The Paper (1994)
4/10
Candy Floss
10 October 2005
The film tells the story of a single day in the life of "The Sun", not the British tabloid famous for its Page Three Girls, but a struggling New York newspaper. The main character is the editor Henry Hackett. He is a workaholic who enjoys his high-pressure, high-powered job, but has been offered another position with the "New York Sentinel", a prestigious broadsheet. Although he fears that he will find this largely administrative post less fulfilling, he is being pressured to accept it by his pregnant wife Martha because it will involve shorter hours and higher pay. Among the other characters are Bernie, the hard-bitten hard-drinking publisher, Alicia the bitchy, unsympathetic managing editor and McDougal, the paper's star reporter who has been running a campaign to discredit the city's parking supervisor.

The main drama centres on the murder of two white businessmen in a predominantly black area of the city. This is initially assumed to be a racially motivated killing, an assumption shared by most of the press, and two black youths are taken into custody by the police. Hackett, however, has a hunch that the two are innocent and that the killings are in fact linked to organised crime. When, late in the day, he finds a policeman who confirms his suspicions he is presented with a dilemma. Under pressure from Alicia he has agreed to lead the next day's edition with a picture of the two men being taken into custody and the headline "Gotcha!" (once famously used by the British "Sun" in a different context) which will imply the men's guilt. Although the edition has already gone to press, Henry wants to stop the presses and use the same photograph but with a different headline emphasising their innocence. Alicia, however, puts financial considerations before journalistic accuracy and is reluctant to stop the print run because of the extra costs involved.

The film could have been made in one of two ways, either as a satirical comedy about the press or as a serious drama about journalistic ethics. Unfortunately, it does not fall into either of these categories but rather falls somewhere between the two. The overall tone is too light for a serious drama, and some scenes verge on the farcical. I am thinking particularly of the one where Henry and Alicia have a stand-up fist fight while he tries to turn the printing press off and she tries to stop him. I have never been Michael Keaton's greatest admirer, with his rather frenetic style of acting (or overacting), but if the film had been made as a pure comedy he might have worked well as the frantically overactive Henry. He did not, however, seem convincing in his attempts to make Henry into a crusader for truth and integrity. The scriptwriter must also bear some of the blame for this; it is hard to regard as a paragon of virtue a journalist who steals a story from a rival editor's desk while being interviewed for a job. The best acting performance was probably from Glenn Close as Alicia, but even she was something of a comic villain- the Cruella de Vil of the newspaper industry- rather than a rounded character.

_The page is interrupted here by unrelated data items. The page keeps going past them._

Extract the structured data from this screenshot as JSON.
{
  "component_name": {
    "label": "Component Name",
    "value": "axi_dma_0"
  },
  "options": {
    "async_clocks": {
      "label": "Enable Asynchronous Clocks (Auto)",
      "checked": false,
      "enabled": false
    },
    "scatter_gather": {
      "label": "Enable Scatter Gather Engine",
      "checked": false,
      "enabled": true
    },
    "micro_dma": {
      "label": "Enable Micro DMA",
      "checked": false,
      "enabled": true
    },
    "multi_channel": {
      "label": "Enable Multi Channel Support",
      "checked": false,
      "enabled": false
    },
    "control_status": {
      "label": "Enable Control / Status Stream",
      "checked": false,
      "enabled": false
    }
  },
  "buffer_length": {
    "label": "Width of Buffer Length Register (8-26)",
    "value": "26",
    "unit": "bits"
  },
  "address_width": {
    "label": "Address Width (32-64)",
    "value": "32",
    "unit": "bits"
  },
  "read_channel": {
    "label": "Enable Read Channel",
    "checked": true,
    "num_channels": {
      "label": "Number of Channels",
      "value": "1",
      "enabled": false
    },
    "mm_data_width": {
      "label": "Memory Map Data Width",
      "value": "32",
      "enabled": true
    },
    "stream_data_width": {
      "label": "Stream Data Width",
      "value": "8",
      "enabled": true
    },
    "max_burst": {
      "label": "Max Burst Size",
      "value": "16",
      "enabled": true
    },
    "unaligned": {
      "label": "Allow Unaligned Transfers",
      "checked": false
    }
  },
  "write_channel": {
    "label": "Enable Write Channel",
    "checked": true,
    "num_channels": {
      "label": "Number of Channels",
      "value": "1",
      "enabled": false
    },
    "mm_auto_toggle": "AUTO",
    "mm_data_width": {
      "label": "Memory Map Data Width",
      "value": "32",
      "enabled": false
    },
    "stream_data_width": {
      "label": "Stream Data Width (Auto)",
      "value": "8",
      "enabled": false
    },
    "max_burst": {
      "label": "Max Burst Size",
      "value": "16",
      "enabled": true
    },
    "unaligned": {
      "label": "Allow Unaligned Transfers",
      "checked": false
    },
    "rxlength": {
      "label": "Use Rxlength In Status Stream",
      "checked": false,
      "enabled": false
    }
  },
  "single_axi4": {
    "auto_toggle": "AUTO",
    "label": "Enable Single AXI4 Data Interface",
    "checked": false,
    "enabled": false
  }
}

On the other hand, the film is insufficiently biting and cynical and too sentimental to work as satire. It has been said of this film that even when Ron Howard tries to make a semi-serious film he ends up reducing it to cotton candy. To be fair to Howard, he has made some reasonably good films since 1994 on serious themes, such as "Apollo 13" or "A Beautiful Mind", but with regard to "The Paper" this comment seems spot-on. It is neither a drama, nor a comedy, simply candy floss. 4/10.